Si bien la especialización en el periodismo cultural es un proyecto que se queda en las buenas intenciones, la falta de preparación no lo es todo. Los bajos salarios que perciben los empleados de los medios obligan a que un mismo reportero busque trabajo en la mayor cantidad de empresas posibles y su reporte se convierta en una base similar que varía según la función del soporte al que va dirigido: información rápida y apenas digerida que se difunde igual en prensa, radio y televisión. Si la media salarial es de cuatro mil pesos mensuales, difícilmente un periodista de cultura trabajará para un solo medio. Y si la exigencia diaria es cubrir una sección que abarca disciplinas tan variadas, es más complicado que el divulgador encuentre tiempo disponible para sopesar la información y darle un tratamiento de periodismo de fondo.
Los medios locales que más pueden abarcar los terrenos culturales lo hacen mediante la colaboración, donde la remuneración es obtener un cierto prestigio de crítico ante la comunidad de creadores y practicantes.
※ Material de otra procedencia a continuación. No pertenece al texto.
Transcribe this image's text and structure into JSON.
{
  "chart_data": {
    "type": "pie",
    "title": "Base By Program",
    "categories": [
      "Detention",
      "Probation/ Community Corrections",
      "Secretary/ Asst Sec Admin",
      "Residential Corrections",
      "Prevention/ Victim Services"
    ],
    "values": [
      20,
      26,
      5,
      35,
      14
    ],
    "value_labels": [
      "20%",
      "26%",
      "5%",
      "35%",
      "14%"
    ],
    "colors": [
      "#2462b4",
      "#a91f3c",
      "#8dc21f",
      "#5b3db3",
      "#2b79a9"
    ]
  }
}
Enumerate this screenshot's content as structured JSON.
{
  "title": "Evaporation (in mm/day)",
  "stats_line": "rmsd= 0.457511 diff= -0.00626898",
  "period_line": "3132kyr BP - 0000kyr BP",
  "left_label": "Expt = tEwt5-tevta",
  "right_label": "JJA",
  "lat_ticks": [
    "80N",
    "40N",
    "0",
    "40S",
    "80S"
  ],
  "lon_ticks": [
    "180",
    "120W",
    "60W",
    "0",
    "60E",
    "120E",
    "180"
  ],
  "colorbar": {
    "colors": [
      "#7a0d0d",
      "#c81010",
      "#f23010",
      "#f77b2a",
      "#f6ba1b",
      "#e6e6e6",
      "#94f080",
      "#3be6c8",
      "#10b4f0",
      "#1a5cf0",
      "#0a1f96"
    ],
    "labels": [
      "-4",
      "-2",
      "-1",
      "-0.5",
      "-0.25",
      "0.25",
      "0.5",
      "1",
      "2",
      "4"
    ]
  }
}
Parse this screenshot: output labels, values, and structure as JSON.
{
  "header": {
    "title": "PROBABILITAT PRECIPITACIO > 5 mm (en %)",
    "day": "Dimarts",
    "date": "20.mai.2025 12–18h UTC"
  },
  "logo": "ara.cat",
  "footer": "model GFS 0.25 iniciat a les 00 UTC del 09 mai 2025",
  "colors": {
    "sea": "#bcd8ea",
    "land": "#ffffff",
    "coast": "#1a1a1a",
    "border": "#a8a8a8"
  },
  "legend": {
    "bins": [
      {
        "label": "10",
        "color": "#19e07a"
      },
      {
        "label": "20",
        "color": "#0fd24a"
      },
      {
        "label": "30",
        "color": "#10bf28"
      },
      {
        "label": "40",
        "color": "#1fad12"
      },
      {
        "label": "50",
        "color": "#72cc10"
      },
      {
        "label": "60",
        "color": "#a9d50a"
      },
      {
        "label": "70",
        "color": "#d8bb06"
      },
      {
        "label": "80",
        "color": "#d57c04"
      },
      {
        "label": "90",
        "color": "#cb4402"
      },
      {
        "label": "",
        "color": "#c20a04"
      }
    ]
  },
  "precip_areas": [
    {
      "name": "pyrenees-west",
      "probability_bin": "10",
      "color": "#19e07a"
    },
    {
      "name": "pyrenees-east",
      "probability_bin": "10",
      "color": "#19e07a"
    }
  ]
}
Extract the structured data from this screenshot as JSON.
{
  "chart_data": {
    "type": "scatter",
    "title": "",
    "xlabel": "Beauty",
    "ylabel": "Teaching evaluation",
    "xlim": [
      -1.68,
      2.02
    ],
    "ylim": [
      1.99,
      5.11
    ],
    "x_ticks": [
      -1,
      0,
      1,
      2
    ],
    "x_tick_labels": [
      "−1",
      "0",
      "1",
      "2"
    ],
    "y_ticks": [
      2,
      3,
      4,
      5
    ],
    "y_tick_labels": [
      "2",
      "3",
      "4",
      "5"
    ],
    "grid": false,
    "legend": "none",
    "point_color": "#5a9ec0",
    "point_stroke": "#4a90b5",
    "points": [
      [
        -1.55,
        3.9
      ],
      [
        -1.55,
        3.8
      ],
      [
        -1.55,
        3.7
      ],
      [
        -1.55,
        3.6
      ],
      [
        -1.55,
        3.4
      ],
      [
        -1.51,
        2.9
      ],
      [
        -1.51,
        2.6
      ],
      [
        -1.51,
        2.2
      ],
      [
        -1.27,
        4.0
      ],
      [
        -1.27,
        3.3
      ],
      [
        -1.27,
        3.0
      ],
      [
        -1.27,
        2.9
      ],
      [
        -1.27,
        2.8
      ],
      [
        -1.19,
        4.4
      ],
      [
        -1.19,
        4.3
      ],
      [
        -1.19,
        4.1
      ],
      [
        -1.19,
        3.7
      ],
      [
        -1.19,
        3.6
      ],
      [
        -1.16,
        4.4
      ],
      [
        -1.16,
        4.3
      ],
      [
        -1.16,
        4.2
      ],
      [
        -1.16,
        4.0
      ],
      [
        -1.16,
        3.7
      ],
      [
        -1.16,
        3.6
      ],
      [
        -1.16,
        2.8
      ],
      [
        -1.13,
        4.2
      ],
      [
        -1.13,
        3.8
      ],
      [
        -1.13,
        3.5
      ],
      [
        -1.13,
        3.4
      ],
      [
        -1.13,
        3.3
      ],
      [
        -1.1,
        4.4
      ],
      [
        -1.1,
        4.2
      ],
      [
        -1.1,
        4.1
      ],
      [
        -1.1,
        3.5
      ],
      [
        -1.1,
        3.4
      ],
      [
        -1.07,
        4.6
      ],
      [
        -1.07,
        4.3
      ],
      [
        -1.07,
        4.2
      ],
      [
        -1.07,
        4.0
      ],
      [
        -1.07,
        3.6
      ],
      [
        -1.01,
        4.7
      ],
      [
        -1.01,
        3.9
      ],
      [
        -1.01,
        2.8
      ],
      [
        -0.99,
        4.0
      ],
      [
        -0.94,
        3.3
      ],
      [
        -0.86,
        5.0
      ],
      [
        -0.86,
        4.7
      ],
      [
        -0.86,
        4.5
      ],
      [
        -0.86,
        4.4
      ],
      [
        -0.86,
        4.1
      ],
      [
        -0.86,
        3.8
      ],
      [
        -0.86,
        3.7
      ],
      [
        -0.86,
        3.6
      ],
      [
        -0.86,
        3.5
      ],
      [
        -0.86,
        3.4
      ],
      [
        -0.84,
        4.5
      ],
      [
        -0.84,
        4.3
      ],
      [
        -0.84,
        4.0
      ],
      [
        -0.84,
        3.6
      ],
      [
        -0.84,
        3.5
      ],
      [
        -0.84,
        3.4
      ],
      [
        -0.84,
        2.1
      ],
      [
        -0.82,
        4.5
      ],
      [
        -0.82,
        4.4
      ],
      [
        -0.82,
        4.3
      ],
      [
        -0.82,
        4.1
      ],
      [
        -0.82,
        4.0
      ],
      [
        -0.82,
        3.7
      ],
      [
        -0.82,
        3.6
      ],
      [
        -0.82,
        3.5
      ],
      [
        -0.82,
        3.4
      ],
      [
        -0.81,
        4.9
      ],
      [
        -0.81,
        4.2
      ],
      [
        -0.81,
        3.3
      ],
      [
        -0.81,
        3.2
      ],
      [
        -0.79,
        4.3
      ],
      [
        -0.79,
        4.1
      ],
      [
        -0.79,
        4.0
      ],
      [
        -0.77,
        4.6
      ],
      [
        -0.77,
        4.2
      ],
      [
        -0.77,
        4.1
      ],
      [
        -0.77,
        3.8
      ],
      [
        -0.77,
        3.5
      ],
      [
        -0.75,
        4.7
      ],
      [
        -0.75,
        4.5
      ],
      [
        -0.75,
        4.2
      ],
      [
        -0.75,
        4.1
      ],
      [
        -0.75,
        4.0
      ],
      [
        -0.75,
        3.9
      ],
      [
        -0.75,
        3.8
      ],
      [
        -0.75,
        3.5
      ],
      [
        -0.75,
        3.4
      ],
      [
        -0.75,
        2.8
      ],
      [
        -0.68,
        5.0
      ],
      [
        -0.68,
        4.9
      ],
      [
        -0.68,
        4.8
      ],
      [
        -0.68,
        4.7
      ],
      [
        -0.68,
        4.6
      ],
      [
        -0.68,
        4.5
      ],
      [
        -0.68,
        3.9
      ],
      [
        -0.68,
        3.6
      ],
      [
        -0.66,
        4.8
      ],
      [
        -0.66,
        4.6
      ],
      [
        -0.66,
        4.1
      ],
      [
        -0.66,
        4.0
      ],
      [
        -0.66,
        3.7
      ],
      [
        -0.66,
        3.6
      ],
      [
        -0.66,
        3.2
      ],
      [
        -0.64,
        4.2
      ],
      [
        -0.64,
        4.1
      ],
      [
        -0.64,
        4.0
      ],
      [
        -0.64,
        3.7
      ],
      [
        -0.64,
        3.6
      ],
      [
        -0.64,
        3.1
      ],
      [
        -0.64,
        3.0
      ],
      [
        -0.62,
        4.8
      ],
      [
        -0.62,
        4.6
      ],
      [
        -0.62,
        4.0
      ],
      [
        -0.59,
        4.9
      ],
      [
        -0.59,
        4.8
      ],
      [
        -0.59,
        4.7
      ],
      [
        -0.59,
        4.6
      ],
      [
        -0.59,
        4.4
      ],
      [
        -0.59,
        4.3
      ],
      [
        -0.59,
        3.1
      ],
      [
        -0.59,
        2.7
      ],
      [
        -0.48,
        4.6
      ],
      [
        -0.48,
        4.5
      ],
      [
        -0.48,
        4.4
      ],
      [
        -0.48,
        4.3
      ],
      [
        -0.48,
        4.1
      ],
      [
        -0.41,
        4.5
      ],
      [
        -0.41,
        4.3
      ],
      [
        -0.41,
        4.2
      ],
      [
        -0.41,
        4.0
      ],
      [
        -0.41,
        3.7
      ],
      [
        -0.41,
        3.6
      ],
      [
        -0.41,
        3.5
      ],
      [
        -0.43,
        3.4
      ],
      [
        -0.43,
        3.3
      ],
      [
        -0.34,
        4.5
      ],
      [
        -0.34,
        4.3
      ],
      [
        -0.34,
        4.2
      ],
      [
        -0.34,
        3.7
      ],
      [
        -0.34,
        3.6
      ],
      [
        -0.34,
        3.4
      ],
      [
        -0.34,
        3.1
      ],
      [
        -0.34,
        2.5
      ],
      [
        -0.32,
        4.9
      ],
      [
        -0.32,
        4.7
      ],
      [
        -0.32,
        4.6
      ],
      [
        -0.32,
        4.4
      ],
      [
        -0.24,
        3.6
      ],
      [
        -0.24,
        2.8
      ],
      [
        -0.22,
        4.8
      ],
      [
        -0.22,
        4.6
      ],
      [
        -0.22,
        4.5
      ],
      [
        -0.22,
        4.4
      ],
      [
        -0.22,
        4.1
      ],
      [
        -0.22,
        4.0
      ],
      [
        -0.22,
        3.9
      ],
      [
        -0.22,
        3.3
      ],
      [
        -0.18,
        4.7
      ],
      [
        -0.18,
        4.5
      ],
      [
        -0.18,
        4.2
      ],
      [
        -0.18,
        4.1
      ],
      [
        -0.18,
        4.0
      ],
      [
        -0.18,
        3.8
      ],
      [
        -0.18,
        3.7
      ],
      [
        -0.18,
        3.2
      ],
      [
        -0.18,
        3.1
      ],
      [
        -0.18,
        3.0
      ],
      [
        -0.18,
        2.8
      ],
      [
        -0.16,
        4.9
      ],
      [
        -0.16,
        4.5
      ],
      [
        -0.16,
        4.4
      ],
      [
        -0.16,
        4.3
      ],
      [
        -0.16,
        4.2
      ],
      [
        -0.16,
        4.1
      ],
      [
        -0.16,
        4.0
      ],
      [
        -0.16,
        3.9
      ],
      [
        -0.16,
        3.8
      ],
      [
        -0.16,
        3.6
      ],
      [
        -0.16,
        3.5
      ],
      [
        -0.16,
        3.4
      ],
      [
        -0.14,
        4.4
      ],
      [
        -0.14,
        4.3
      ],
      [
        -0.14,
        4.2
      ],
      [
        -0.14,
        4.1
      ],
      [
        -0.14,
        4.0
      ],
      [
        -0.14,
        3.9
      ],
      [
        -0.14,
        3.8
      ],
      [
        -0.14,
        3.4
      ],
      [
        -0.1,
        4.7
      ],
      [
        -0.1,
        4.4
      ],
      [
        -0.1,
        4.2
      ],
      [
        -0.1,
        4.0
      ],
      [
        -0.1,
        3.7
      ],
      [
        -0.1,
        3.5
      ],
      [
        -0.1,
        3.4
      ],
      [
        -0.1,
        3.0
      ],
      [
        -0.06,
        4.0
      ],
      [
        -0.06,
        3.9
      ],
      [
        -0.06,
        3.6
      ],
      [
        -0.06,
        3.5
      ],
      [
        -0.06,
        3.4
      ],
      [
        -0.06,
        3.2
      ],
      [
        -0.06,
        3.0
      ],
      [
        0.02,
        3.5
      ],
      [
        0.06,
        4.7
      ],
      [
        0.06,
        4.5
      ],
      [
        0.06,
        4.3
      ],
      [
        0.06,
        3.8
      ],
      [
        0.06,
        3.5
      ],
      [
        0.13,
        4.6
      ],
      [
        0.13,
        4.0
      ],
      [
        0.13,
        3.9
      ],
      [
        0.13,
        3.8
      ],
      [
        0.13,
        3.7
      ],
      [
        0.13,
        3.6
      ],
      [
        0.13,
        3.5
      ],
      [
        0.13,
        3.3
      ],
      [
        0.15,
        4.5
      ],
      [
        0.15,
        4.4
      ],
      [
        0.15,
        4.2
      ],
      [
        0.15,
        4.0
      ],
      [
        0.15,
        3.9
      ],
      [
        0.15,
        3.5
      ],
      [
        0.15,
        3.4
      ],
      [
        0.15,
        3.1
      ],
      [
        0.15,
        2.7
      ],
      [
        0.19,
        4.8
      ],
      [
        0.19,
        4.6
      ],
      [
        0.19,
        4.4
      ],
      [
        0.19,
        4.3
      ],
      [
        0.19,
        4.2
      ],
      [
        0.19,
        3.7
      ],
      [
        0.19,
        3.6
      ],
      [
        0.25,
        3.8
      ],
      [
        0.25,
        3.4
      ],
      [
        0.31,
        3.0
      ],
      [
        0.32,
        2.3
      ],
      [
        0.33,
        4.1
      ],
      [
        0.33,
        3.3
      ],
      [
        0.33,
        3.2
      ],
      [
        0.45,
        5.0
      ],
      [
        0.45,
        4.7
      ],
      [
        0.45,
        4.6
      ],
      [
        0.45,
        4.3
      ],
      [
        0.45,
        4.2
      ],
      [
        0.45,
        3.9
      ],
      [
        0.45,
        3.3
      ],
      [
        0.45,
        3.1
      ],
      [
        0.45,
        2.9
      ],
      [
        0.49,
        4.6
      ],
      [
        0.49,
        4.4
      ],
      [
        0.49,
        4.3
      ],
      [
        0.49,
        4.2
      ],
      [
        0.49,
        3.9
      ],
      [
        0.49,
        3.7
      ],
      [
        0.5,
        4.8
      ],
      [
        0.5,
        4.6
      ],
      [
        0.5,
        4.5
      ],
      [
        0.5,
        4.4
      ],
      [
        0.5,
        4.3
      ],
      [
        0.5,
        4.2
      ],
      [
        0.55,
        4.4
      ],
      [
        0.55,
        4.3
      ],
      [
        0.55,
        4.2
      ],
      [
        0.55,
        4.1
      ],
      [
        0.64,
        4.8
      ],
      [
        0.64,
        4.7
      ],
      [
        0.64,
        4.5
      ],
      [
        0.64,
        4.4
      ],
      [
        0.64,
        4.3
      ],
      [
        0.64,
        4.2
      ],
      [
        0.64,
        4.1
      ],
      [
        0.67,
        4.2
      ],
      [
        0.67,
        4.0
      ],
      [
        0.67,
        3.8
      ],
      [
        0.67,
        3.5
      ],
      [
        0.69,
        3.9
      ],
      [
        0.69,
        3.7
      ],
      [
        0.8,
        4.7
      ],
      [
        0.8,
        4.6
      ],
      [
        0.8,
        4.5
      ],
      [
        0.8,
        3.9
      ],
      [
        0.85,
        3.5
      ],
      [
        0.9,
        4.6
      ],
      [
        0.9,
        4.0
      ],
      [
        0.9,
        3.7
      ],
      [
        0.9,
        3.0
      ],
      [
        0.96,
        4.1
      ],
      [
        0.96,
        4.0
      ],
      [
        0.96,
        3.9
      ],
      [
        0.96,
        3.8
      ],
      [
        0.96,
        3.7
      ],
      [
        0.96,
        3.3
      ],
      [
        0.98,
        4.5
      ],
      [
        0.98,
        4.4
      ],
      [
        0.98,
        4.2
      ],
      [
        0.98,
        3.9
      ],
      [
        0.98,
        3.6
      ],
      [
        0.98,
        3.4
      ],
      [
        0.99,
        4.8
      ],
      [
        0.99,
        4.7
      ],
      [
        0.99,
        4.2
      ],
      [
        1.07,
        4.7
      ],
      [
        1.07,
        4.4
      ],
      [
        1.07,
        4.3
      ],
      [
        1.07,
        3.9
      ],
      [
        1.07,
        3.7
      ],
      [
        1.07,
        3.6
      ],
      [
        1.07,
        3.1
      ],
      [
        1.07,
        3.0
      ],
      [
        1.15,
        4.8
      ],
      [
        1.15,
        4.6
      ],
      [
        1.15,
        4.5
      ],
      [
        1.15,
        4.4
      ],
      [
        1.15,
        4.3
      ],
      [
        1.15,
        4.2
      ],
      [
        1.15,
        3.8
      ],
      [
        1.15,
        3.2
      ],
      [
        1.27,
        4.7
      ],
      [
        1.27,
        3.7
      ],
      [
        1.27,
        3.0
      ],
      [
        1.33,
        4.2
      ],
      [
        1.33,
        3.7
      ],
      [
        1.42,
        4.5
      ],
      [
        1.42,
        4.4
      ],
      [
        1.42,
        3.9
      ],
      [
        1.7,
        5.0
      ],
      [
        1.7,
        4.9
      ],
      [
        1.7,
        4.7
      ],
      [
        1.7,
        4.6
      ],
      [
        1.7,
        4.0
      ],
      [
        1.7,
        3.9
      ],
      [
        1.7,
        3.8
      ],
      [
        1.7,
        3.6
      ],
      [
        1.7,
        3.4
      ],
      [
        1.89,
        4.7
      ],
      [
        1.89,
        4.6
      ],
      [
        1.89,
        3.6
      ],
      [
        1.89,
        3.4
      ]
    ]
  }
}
En la mayoría de los casos los colaboradores son especialistas en su tema (cine, danza, pintura, literatura, etcétera) pero carecen de la formación que permita la correcta divulgación periodística y a veces las columnas se convierten en un diálogo de sordos. Añadamos que la falta de pago evita la aparición constante de los espacios de crítica, ¿cómo puede, un coordinador de cultura, obligar la entrega puntual y correcta del material que, de manera gratuita, le proporcionan sus colaboradores?
La cultura será una coyuntura milagrosa en los medios hasta que no se legisle y regule su verdadera función social que no es adorno o recreación sino la manifestación más sublime de lo humano.